La palabra extranjeros me dio la clave; comprendí entonces quiénes eran y dónde los había visto y eché a correr hasta estar junto al rostro sorprendido de mi amiga.

– Monsieur Pain, recuerde que estamos en un hospital -me sermoneó.

Fuera había empezado a llover, una lluvia fina que apenas se notaba pero que contribuía a aumentar la soledad de la noche. Madame Reynaud, por cierto, traía paraguas. La calle estaba vacía, como si la gente hubiera optado por permanecer encerrada en sus casas. No me pasó desapercibido el siguiente detalle: toda la iluminación provenía del alumbrado público. ¿Es que la gente permanecía en sus casas con las luces apagadas? Caminamos por la acera tomados del brazo. De improviso, no sé por qué, todo me pareció perfecto. El perfil de madame Reynaud, el repiquetear de la lluvia sobre el paraguas, la sensación de aventura, mínima pero compartida.
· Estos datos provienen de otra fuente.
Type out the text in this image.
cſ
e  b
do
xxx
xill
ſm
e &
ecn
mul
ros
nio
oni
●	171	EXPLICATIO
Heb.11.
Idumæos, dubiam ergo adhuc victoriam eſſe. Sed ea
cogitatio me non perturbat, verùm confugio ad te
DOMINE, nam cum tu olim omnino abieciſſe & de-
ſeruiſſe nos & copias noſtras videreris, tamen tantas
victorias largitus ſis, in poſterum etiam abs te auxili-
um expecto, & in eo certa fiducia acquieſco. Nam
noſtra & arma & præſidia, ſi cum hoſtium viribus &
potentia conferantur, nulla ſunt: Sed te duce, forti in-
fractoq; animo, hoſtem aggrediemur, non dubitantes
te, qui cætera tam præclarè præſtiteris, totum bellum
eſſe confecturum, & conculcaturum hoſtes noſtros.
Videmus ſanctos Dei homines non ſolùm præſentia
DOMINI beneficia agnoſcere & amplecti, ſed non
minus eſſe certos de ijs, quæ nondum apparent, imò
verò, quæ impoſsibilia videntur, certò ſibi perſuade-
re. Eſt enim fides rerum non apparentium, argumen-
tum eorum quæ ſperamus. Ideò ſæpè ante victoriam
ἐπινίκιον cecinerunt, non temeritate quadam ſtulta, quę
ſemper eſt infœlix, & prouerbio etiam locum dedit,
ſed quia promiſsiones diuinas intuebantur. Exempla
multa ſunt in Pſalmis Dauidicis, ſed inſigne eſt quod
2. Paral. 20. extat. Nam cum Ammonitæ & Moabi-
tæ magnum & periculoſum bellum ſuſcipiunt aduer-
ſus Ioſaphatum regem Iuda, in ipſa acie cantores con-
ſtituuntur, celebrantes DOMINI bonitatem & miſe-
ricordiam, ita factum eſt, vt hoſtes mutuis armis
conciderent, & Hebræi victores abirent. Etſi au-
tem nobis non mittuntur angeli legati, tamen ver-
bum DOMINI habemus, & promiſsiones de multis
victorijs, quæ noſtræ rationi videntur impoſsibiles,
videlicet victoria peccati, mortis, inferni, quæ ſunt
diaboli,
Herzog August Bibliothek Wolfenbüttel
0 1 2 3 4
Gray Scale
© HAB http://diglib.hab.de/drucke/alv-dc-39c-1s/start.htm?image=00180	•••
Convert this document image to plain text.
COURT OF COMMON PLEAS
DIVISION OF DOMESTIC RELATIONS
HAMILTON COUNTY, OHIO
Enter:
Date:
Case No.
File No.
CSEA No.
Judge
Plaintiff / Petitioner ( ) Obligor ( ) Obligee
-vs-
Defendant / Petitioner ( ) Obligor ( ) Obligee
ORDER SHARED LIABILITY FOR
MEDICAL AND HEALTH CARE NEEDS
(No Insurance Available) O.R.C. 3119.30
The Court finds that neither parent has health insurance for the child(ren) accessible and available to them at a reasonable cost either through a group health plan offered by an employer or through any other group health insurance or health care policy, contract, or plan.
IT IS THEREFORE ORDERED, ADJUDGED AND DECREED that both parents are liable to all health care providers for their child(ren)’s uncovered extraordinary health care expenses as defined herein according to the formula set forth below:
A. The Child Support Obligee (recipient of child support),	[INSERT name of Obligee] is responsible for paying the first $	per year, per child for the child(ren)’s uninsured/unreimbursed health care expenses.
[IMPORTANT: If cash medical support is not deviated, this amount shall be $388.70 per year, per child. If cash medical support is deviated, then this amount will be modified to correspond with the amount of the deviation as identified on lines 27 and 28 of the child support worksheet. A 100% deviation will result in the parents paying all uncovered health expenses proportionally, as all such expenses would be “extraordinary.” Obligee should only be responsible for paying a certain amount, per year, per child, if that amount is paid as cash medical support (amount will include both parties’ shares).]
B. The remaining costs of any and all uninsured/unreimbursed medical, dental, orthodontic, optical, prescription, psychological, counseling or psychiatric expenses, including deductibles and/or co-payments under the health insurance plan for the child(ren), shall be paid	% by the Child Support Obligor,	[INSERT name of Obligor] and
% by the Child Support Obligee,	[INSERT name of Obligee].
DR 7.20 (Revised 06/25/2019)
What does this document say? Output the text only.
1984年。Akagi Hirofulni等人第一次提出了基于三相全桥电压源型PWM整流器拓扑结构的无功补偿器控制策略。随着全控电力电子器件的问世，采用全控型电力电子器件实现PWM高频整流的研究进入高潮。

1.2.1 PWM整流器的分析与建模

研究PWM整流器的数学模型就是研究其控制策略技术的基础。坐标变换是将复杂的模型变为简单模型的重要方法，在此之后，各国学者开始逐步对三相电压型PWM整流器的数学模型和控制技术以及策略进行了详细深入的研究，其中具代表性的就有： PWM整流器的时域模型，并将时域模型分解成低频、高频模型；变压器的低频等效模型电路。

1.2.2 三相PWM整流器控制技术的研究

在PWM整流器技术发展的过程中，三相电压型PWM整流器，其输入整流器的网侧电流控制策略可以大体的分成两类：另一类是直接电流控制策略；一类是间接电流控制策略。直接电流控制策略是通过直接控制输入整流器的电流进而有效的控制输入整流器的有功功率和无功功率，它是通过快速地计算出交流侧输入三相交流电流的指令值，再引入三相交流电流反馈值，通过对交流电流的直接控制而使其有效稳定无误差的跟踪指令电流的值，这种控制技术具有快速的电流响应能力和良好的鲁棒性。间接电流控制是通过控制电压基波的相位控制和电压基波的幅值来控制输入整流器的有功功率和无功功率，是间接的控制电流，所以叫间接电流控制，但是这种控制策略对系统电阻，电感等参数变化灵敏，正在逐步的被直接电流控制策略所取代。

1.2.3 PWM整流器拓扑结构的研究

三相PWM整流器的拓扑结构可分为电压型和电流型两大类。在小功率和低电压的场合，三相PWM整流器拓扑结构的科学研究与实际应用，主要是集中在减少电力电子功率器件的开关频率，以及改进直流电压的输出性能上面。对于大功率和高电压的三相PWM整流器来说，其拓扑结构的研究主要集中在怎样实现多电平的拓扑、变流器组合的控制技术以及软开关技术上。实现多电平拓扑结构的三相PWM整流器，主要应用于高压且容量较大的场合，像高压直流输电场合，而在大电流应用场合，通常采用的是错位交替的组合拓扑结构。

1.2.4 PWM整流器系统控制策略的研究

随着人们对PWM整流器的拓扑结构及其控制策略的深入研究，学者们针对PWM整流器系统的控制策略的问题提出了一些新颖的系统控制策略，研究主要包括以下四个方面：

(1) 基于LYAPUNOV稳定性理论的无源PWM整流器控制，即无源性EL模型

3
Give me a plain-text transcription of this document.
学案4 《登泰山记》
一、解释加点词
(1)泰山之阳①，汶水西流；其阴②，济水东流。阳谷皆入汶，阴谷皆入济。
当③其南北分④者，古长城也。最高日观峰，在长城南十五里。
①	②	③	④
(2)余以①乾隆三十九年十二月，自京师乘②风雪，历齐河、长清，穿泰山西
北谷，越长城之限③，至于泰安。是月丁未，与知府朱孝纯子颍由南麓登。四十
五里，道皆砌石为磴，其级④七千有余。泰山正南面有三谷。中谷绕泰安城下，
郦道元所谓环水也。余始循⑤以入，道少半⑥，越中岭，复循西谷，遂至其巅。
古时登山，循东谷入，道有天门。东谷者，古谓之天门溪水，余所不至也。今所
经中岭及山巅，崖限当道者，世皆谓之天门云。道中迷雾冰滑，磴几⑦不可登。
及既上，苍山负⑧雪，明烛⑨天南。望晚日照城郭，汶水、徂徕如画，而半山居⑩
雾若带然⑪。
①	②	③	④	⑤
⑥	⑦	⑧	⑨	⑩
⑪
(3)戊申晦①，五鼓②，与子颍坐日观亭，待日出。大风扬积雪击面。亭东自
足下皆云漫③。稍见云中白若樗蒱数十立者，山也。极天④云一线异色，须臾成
– El doctor Lemière es un médico famoso, al menos eso es lo que me dijo ayer madame Vallejo. Parecerá una coincidencia, pero precisamente ayer madame Vallejo me confió que era muy difícil, por no decir imposible, contar con que el mejor médico de la Clínica Arago se interesara por su esposo. Presumo que alguien ha recomendado a monsieur Vallejo y finalmente Lemière se ha decidido a tratarlo pese a ser una persona completamente ocupada. No deja de ser extraño, ¿no cree? Para madame Vallejo ha sido la mejor noticia que le podían dar. Comprenderá usted que nuestra presencia, entonces, era inoportuna.